Итак, детективы начали опрос тех «источников», кто имел дело с мелкими жуликами. Они понимали, что эти люди не помогут им разыскать Дика, по крайней мере сегодня. Но зато они могли выйти на очевидцев, на тех, кто видел, как и куда разбегались белые налетчики.
Для начала они зашли в отель «Маленький рай» Большого Уилта на углу 135-й улицы и Седьмой авеню и немного постояли у стойки круглого бара. Они выпили по два виски и Поговорили о налете.
Табуретки у бар и ближние столики были заполнены броско одетыми людьми разных цветов кожи и профессий, готовых платить за кондиционер и профессиональные улыбки цыпочек барменш. Толстый черный управляющий отказался взять деньги за виски, и детективы не возражали. Они могли себе это позволить: в «Раю» дела велись честно.

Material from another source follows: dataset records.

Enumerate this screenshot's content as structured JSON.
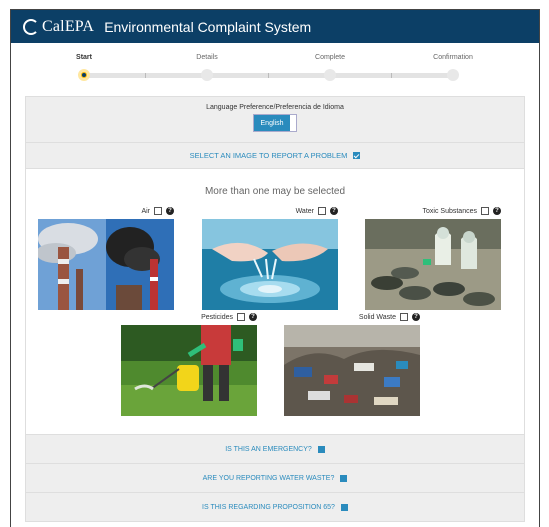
{
  "header": {
    "logo_text": "CalEPA",
    "app_title": "Environmental Complaint System"
  },
  "steps": [
    {
      "label": "Start",
      "active": true
    },
    {
      "label": "Details",
      "active": false
    },
    {
      "label": "Complete",
      "active": false
    },
    {
      "label": "Confirmation",
      "active": false
    }
  ],
  "language": {
    "label": "Language Preference/Preferencia de Idioma",
    "selected": "English"
  },
  "select_image": {
    "label": "SELECT AN IMAGE TO REPORT A PROBLEM"
  },
  "images": {
    "hint": "More than one may be selected",
    "categories": [
      {
        "label": "Air"
      },
      {
        "label": "Water"
      },
      {
        "label": "Toxic Substances"
      },
      {
        "label": "Pesticides"
      },
      {
        "label": "Solid Waste"
      }
    ]
  },
  "sections": [
    {
      "label": "IS THIS AN EMERGENCY?"
    },
    {
      "label": "ARE YOU REPORTING WATER WASTE?"
    },
    {
      "label": "IS THIS REGARDING PROPOSITION 65?"
    }
  ],
  "colors": {
    "header_bg": "#0c3f66",
    "accent": "#2a8bbd",
    "active_step": "#f7b500"
  }
}
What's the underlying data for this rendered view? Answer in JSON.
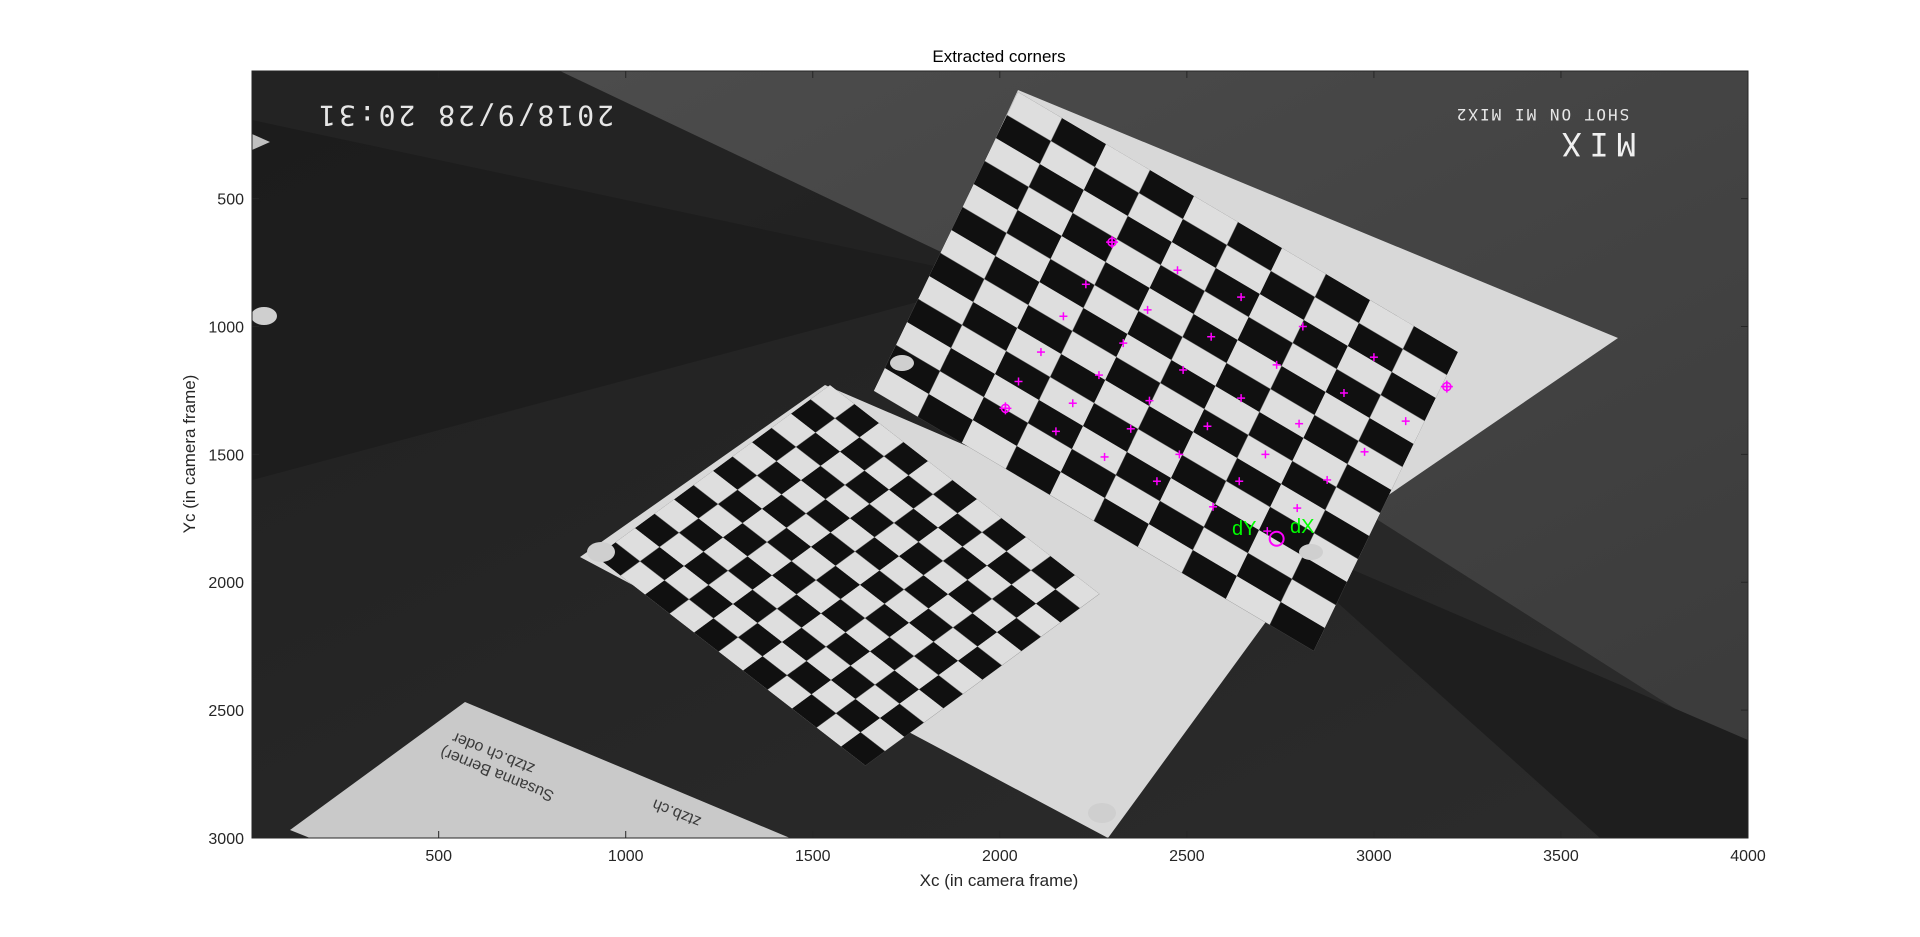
{
  "figure": {
    "title": "Extracted corners",
    "xlabel": "Xc (in camera frame)",
    "ylabel": "Yc (in camera frame)",
    "x_ticks": [
      "500",
      "1000",
      "1500",
      "2000",
      "2500",
      "3000",
      "3500",
      "4000"
    ],
    "y_ticks": [
      "500",
      "1000",
      "1500",
      "2000",
      "2500",
      "3000"
    ]
  },
  "image_overlay": {
    "timestamp": "2018/9/28 20:31",
    "brand": "MIX",
    "shot_on": "SHOT ON MI MIX2",
    "paper_lines": [
      "Susanna Berner)",
      "ztzb.ch oder",
      "ztzb.ch"
    ]
  },
  "origin_markers": {
    "dx_label": "dX",
    "dy_label": "dY",
    "origin_label": "O"
  },
  "chart_data": {
    "type": "scatter",
    "title": "Extracted corners",
    "xlabel": "Xc (in camera frame)",
    "ylabel": "Yc (in camera frame)",
    "xlim": [
      1,
      4000
    ],
    "ylim": [
      3000,
      1
    ],
    "y_reversed": true,
    "x_ticks": [
      500,
      1000,
      1500,
      2000,
      2500,
      3000,
      3500,
      4000
    ],
    "y_ticks": [
      500,
      1000,
      1500,
      2000,
      2500,
      3000
    ],
    "grid": false,
    "marker_color": "#ff00ff",
    "label_color": "#00ff00",
    "series": [
      {
        "values": [
          {
            "x": 2300,
            "y": 670
          },
          {
            "x": 2475,
            "y": 780
          },
          {
            "x": 2645,
            "y": 885
          },
          {
            "x": 2810,
            "y": 1000
          },
          {
            "x": 3000,
            "y": 1120
          },
          {
            "x": 3195,
            "y": 1235
          },
          {
            "x": 2230,
            "y": 835
          },
          {
            "x": 2395,
            "y": 935
          },
          {
            "x": 2565,
            "y": 1040
          },
          {
            "x": 2740,
            "y": 1150
          },
          {
            "x": 2920,
            "y": 1260
          },
          {
            "x": 3085,
            "y": 1370
          },
          {
            "x": 2170,
            "y": 960
          },
          {
            "x": 2330,
            "y": 1065
          },
          {
            "x": 2490,
            "y": 1170
          },
          {
            "x": 2645,
            "y": 1280
          },
          {
            "x": 2800,
            "y": 1380
          },
          {
            "x": 2975,
            "y": 1490
          },
          {
            "x": 2110,
            "y": 1100
          },
          {
            "x": 2265,
            "y": 1190
          },
          {
            "x": 2400,
            "y": 1290
          },
          {
            "x": 2555,
            "y": 1390
          },
          {
            "x": 2710,
            "y": 1500
          },
          {
            "x": 2875,
            "y": 1600
          },
          {
            "x": 2050,
            "y": 1215
          },
          {
            "x": 2195,
            "y": 1300
          },
          {
            "x": 2350,
            "y": 1400
          },
          {
            "x": 2480,
            "y": 1500
          },
          {
            "x": 2640,
            "y": 1605
          },
          {
            "x": 2795,
            "y": 1710
          },
          {
            "x": 2015,
            "y": 1320
          },
          {
            "x": 2150,
            "y": 1410
          },
          {
            "x": 2280,
            "y": 1510
          },
          {
            "x": 2420,
            "y": 1605
          },
          {
            "x": 2570,
            "y": 1705
          },
          {
            "x": 2715,
            "y": 1800
          }
        ]
      }
    ],
    "highlighted_points": [
      {
        "x": 2300,
        "y": 670
      },
      {
        "x": 3195,
        "y": 1235
      },
      {
        "x": 2015,
        "y": 1320
      }
    ],
    "origin": {
      "x": 2740,
      "y": 1830
    },
    "annotations": [
      "dX",
      "dY",
      "O"
    ]
  }
}
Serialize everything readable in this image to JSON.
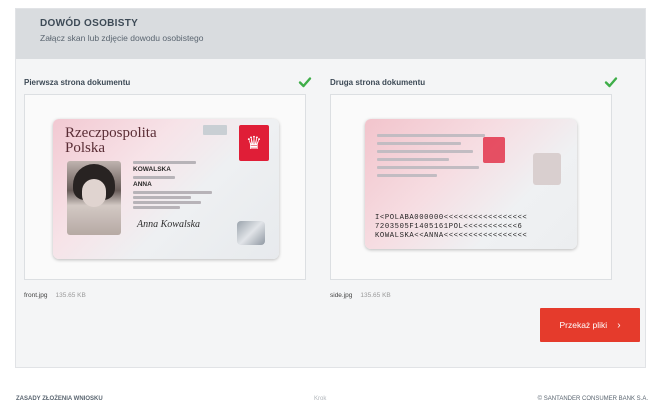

Затем они перекочевали в заднюю часть ресторана, к оркестру, разглядывая танцующие черные и белые парочки, слушая, как переговариваются валторны и саксофоны.
— Где-то в этих джунглях валяется ключ к нашей загадке, — сказал Гробовщик. — Только где его искать?
— Да, это все равно как на улице: тротуары говорят на своем языке, но его никто не может расслышать.
— М-да, — согласился Гробовщик. — Не придумали еще алфавит.
— Да уж если бы мы научились понимать этот язык, то живо разгадали бы все преступления на белом свете.